7. Parodiando o célebre conto de Kafka “A muralha da China”, poderíamos dizer que na noite de segunda o governador construiu muralhas, mas que os nômades continuarão acampados no coração da cidade. Na capital gaúcha, as muralhas já não são feitas de sólido mineral imóvel. Aqui elas assumiram a forma dos batalhões da polícia militar. Mistura de carne, osso e armas, uma forma meio humana meio armamento, responsável por desferir incontáveis arremessos e covardes investidas contra a multidão. Não seria essa modalidade contemporânea de muralha, supostamente viva e humana, uma forma de mineralização da vida? Em conjunto, agrupados, num aparelho institucional de irracionalidade legitimada, a polícia militar não carregaria algo daquele velho mineral - estúpido estado de pedra? Maldita seja essa pedra cortante. Ela acredita que através da asfixia, da ardência e do derramamento de sangue dissolverá o conjunto de agitações das forças vivas da cidade? Ao fim de tudo, a borracha se tornará escassa e os gases se esfumarão, mas uma voz rouca ainda existirá ao fundo para dizer: abaixo à polícia militarizada, resquício apodrecido de uma ditadura derrotada, para os diabos com os seus malditos estrondos da morte. Nós permaneceremos. Não vamos arrefecer. Até que os cães de guarda do Estado curem sua raiva; até que abandonem a panóplia covarde e mortal que carregam com um falso orgulho que seus olhos mal podem esconder; até que se curvem aos seus verdadeiros senhores e passem a descarregar seus excrementos de irracionalidade em outro lugar; até que tudo isso ocorra, resistir será um dever.

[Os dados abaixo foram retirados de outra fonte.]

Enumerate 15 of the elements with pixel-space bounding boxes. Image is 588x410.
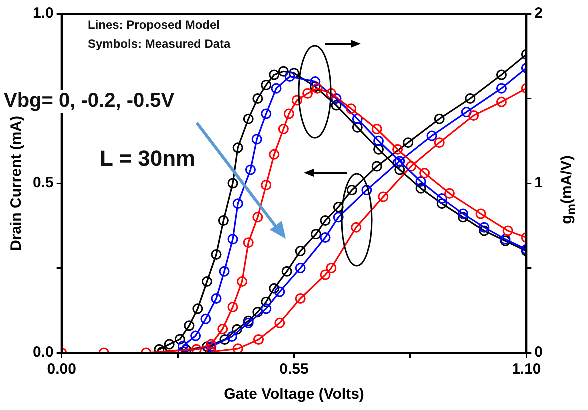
y2-tick-label: 2 xyxy=(534,5,543,22)
x-tick-label: 1.10 xyxy=(512,361,542,378)
y-axis-title: Drain Current (mA) xyxy=(8,116,26,252)
y-tick-label: 0.0 xyxy=(32,344,54,362)
annotation: L = 30nm xyxy=(100,146,196,172)
annotation: Lines: Proposed Model xyxy=(88,18,220,32)
y-tick-label: 1.0 xyxy=(32,5,54,22)
y2-tick-label: 0 xyxy=(534,344,543,362)
x-tick-label: 0.55 xyxy=(280,361,309,378)
annotation: Symbols: Measured Data xyxy=(88,37,231,51)
y-tick-label: 0.5 xyxy=(32,174,54,192)
annotation: Vbg= 0, -0.2, -0.5V xyxy=(4,90,175,113)
x-tick-label: 0.00 xyxy=(47,361,76,378)
y2-tick-label: 1 xyxy=(534,174,543,192)
x-axis-title: Gate Voltage (Volts) xyxy=(224,386,364,404)
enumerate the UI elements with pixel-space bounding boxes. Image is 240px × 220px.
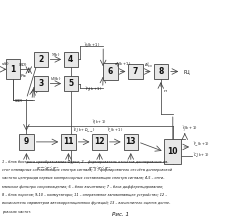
FancyBboxPatch shape [124, 134, 138, 150]
Text: мальные фильтры сопровождения; 6 – блок вычитания; 7 – блок дифференцирования;: мальные фильтры сопровождения; 6 – блок … [2, 185, 163, 189]
FancyBboxPatch shape [64, 76, 78, 91]
Text: 3: 3 [38, 79, 43, 88]
Text: $\Delta\hat{f}_{\text{ол}}$: $\Delta\hat{f}_{\text{ол}}$ [144, 62, 153, 70]
Text: $\hat{F}_0(k+1)$: $\hat{F}_0(k+1)$ [107, 127, 123, 135]
FancyBboxPatch shape [154, 64, 168, 79]
Text: 9: 9 [24, 138, 29, 146]
Text: $\hat{F}_m(k+1)$: $\hat{F}_m(k+1)$ [193, 141, 210, 149]
Text: 11: 11 [63, 138, 74, 146]
Text: 13: 13 [126, 138, 136, 146]
Text: 2: 2 [38, 55, 43, 64]
FancyBboxPatch shape [164, 139, 181, 165]
Text: 1 – блок быстрого преобразования Фурье; 2 – формирователь отсчётов доплеровских : 1 – блок быстрого преобразования Фурье; … [2, 160, 168, 163]
Text: вычислитель параметров автокорреляционных функций; 13 – вычислитель оценок допле: вычислитель параметров автокорреляционны… [2, 201, 170, 205]
FancyBboxPatch shape [34, 76, 48, 91]
Text: Рис. 1: Рис. 1 [112, 212, 128, 217]
Text: 10: 10 [168, 147, 178, 156]
Text: $P_{\text{ко}}$: $P_{\text{ко}}$ [20, 73, 28, 80]
Text: $\hat{F}_0(k+1)$: $\hat{F}_0(k+1)$ [84, 86, 102, 94]
Text: $d_p^s(k+1)$: $d_p^s(k+1)$ [114, 61, 132, 71]
Text: 4: 4 [68, 55, 73, 64]
Text: 6: 6 [108, 67, 113, 76]
Text: $п$: $п$ [163, 88, 168, 94]
Text: $V_0(k)$: $V_0(k)$ [50, 75, 61, 82]
Text: $\hat{C}_p(k+1)$: $\hat{C}_p(k+1)$ [193, 151, 209, 159]
FancyBboxPatch shape [19, 134, 34, 150]
FancyBboxPatch shape [6, 59, 20, 79]
Text: 12: 12 [94, 138, 105, 146]
Text: $\hat{f}_j(k+1)$: $\hat{f}_j(k+1)$ [182, 124, 198, 134]
Text: $g^{p\to q};g^{p1};g^{p2}$: $g^{p\to q};g^{p1};g^{p2}$ [36, 165, 59, 173]
Text: 8 – блок порогов; 9,10 – коммутаторы; 11 – оперативное запоминающее устройство; : 8 – блок порогов; 9,10 – коммутаторы; 11… [2, 193, 167, 197]
FancyBboxPatch shape [61, 134, 76, 150]
Text: $Y(k)$: $Y(k)$ [51, 51, 60, 58]
Text: $S(D)$: $S(D)$ [18, 61, 28, 68]
Text: $g^{p\to q};g^{p1};g^{p2}$: $g^{p\to q};g^{p1};g^{p2}$ [88, 165, 111, 173]
Text: стот планарных составляющих спектра сигнала; 3 – формирователь отсчёта доплеровс: стот планарных составляющих спектра сигн… [2, 168, 172, 172]
Text: $\hat{E}_0(k+\Omega_{\max})$: $\hat{E}_0(k+\Omega_{\max})$ [73, 127, 95, 135]
Text: РЦ: РЦ [184, 69, 190, 74]
Text: 7: 7 [133, 67, 138, 76]
Text: $S(D)$: $S(D)$ [14, 97, 24, 104]
Text: частоты центроида первых компрессорных составляющих спектра сигнала; 4,5 – опти-: частоты центроида первых компрессорных с… [2, 176, 164, 180]
Text: 8: 8 [158, 67, 163, 76]
FancyBboxPatch shape [103, 63, 118, 80]
FancyBboxPatch shape [92, 134, 107, 150]
Text: 1: 1 [11, 65, 16, 74]
Text: $\hat{f}_j(k+1)$: $\hat{f}_j(k+1)$ [92, 118, 107, 126]
FancyBboxPatch shape [128, 64, 143, 79]
Text: ровских частот.: ровских частот. [2, 210, 31, 214]
Text: 5: 5 [68, 79, 73, 88]
FancyBboxPatch shape [34, 52, 48, 67]
Text: $\hat{f}_0(k+1)$: $\hat{f}_0(k+1)$ [84, 42, 100, 50]
Text: $s(t)$: $s(t)$ [1, 60, 10, 67]
FancyBboxPatch shape [64, 52, 78, 67]
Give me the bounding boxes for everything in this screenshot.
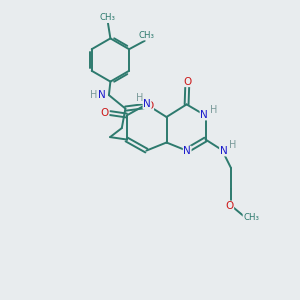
Text: O: O (183, 76, 191, 87)
Text: O: O (225, 201, 234, 211)
Text: N: N (200, 110, 208, 120)
Text: CH₃: CH₃ (100, 14, 116, 22)
Text: CH₃: CH₃ (138, 31, 154, 40)
Text: N: N (220, 146, 227, 156)
Text: O: O (100, 108, 109, 118)
Text: N: N (183, 146, 191, 156)
Text: N: N (143, 99, 151, 109)
Text: H: H (136, 93, 143, 103)
Text: H: H (210, 105, 218, 115)
Text: CH₃: CH₃ (243, 213, 259, 222)
Text: H: H (90, 90, 98, 100)
Text: O: O (145, 101, 154, 111)
Text: N: N (98, 90, 106, 100)
Text: H: H (229, 140, 236, 150)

8. A Província de São Pedro verte lágrimas sangrentas. Ponta militarizada de império. República de ditadores e generais. Fonte geradora de rebentos autoritários de projeção continental. Farrapo escravista e traidor: será mesmo um exemplo nacional? É preciso que todos saibam. Aqui, nessa ponta sul, num conluio ao mesmo tempo escandaloso e inconfessável entre a mentalidade medrosa da elite política e o conservadorismo oligárquico das empresas de comunicação, o restabelecimento da ordem enterrou o sentido do progresso. Nesse estado sulista policialesco onde as fortunas se divertem com as formas do autoritarismo, a dualidade de princípios da bandeira nacional foi rasgada. O separatismo estúpido de nossos ancestrais deslizou para um separatismo conceitual. Nesse imbróglio, ficamos com a ordem. Talvez seja preciso procurar o progresso em terras uruguaias. De qualquer forma, resta uma maldita esperança que continua a me provocar: que os ventos de junho afastem daqui esse Cale-se.